雨降って地固ま・・・

第224話 予選会が終わって・・・

 形の上では和解が成立し、一時休戦の形になって『高校生クイズキング選手権』に挑む事になったけど、それはあくまで一時的な物だというのは俺にも分かっていた。藤本先輩も相沢先輩も『呉越同舟』で村山先輩とのトリオで予選会に出場登録し、大会が終わるまでは篠原を追いかけまわさない事で紳士協定(淑女協定?)を結んだようだ。藍も唯、舞とのトリオで参加登録し、大会までは俺にちょっかいを出さないと明言した。

 まあ、藍の場合、俺に何か変な事をして藤本先輩の耳に入ったらが現実になるから、少なくとも大会が終わるまでは封印するようだ。ただ、藤本先輩も相沢先輩も、それに藍も「大会が終わるまで」と言っていた・・・。

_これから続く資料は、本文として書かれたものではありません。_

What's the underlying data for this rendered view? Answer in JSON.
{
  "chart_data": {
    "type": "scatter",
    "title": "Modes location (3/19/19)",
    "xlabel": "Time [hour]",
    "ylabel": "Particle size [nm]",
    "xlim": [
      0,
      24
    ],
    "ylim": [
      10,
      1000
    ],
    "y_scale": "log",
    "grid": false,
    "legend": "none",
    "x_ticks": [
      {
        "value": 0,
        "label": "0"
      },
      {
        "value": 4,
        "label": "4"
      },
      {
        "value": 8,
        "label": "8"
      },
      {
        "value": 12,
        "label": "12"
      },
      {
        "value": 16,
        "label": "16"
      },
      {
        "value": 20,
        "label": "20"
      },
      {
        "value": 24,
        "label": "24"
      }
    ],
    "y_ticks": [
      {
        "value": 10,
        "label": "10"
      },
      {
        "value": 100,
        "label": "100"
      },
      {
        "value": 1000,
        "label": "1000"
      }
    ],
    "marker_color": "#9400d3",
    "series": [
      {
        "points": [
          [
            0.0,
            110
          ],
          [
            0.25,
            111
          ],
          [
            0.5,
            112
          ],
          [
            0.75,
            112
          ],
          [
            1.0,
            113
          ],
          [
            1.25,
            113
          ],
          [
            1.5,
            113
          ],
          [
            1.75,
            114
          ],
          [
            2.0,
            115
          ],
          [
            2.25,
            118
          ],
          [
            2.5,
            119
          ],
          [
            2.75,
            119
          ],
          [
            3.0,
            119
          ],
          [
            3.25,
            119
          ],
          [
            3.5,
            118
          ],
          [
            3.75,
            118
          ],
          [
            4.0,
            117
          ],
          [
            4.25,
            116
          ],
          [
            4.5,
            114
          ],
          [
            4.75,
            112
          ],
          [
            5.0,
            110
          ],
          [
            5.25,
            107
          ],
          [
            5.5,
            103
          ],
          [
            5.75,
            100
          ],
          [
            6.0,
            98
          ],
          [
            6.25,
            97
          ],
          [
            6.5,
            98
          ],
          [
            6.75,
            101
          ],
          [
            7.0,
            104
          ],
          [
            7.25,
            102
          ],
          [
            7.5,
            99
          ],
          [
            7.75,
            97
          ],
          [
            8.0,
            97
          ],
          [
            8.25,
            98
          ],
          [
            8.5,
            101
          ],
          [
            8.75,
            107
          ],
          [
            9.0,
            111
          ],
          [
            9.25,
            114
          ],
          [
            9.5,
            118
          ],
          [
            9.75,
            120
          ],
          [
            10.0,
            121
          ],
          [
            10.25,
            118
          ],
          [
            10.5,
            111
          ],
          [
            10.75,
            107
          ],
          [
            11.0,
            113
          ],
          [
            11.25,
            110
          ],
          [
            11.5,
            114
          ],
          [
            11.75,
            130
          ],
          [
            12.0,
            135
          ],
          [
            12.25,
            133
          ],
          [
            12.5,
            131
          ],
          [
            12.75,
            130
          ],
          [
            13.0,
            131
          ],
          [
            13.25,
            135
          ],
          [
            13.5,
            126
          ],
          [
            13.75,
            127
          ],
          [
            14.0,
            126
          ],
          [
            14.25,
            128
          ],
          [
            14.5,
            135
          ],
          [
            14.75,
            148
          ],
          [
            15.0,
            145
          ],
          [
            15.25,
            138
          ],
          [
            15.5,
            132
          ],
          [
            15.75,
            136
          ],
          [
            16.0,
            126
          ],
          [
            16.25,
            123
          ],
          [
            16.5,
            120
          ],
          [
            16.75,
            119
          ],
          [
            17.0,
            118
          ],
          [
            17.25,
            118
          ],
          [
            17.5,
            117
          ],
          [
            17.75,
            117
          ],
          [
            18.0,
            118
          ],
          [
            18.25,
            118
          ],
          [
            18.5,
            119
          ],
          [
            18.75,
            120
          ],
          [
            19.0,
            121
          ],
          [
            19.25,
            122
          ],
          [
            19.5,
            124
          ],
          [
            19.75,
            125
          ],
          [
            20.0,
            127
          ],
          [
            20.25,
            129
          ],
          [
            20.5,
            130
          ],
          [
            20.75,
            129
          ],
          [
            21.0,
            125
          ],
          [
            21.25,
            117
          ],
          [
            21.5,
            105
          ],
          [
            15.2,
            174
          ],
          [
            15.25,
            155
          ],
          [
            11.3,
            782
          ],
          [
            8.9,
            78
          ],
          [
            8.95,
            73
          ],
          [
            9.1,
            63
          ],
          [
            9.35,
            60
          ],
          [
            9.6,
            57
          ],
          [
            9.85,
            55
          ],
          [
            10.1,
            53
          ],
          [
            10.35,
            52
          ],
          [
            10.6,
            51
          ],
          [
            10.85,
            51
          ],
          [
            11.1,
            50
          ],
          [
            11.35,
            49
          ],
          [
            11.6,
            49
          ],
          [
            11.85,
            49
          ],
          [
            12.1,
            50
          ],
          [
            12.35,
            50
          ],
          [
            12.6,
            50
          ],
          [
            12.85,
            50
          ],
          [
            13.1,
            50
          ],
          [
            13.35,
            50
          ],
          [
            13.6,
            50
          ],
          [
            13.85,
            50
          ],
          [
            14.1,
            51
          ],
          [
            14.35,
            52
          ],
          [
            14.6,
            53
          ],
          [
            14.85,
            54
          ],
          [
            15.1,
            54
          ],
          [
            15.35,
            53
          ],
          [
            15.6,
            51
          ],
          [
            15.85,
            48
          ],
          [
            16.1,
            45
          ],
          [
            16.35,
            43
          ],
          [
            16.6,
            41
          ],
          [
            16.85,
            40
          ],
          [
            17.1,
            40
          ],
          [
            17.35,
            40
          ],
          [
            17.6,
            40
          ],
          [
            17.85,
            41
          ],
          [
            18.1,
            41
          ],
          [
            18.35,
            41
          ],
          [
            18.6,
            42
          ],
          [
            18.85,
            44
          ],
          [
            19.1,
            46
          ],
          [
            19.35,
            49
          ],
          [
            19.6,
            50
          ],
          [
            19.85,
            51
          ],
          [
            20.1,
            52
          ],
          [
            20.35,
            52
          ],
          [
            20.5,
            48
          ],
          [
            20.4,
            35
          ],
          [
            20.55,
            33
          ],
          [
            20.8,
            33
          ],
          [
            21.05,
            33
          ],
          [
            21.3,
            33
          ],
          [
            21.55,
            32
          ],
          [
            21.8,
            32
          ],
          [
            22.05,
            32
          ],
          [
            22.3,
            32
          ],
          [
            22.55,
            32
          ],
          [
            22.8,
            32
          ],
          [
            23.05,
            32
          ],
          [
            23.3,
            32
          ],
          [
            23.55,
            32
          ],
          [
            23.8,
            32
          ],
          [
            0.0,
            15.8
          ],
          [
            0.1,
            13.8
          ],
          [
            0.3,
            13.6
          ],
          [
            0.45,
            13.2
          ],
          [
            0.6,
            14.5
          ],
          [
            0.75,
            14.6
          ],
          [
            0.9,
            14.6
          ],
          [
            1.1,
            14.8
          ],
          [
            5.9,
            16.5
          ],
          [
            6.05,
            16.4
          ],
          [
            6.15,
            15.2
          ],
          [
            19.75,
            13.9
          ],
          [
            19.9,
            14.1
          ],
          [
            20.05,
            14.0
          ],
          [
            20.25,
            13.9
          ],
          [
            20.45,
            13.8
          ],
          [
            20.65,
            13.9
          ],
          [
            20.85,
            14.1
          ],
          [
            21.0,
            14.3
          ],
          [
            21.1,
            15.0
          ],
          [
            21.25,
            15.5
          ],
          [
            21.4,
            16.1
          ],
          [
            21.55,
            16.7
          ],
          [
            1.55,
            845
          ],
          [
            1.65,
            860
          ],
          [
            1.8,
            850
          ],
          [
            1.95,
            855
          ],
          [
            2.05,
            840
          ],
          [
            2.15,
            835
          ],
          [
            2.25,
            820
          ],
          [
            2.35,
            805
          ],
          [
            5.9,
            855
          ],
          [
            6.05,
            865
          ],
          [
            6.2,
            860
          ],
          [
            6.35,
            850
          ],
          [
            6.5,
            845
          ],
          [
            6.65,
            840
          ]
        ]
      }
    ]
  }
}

 俺たちにとってもクイズに集中できる環境が整った・・・のだが

「おーい、最近の図書室、やけに部外者が多くないか?」

「拓真もそう思うか?」

「多分、目当ての連中がオレたちを負かそうと必死になって探してるんじゃあないか?」

「あー、ねえ。しのはらー、お前、本当にが出てきたらどうするんだ?」

「そんなのは決まってる。神であろうと天才であろうと、おれたちが乗り越えればいい」

「相変わらず篠原はクールだねえ」

「そういう長田は暑すぎるんじゃあないのかあ?」

「うーん、それは認めるけどなあ」

「浮かれすぎるなよ」

「分かってる」

 そう、藍が血眼になって探していたトキコー七不思議の4番目の『知識の女神』が残したという書物を巡って、クイズ勝負があった日の放課後からトキコー図書室に生徒たちが殺到する事態が続いていて、図書室の司書さんたちも迷惑顔だし、俺たちクイズ同好会も図書室で落ち着いてクイズ合戦(?)をやれる状況ではない。当然だが藍も唯も舞も、さらに泰介や歩美ちゃん、それに村山先輩、他にも『高校生クイズキング選手権』に出場する面々、単に興味本位や自身の成績アップ目的の連中までもが乗り出して必死になって探しているが、誰一人として『知識の女神』が残した書物を見付け出していない。中には平川先生に情報提供を求める生徒もいたが、平川先生は「知らぬ、存ぜぬ」で押し通して無関係を貫き通す有様で、連日図書室は開設以来最高の賑わい(?)となっていた。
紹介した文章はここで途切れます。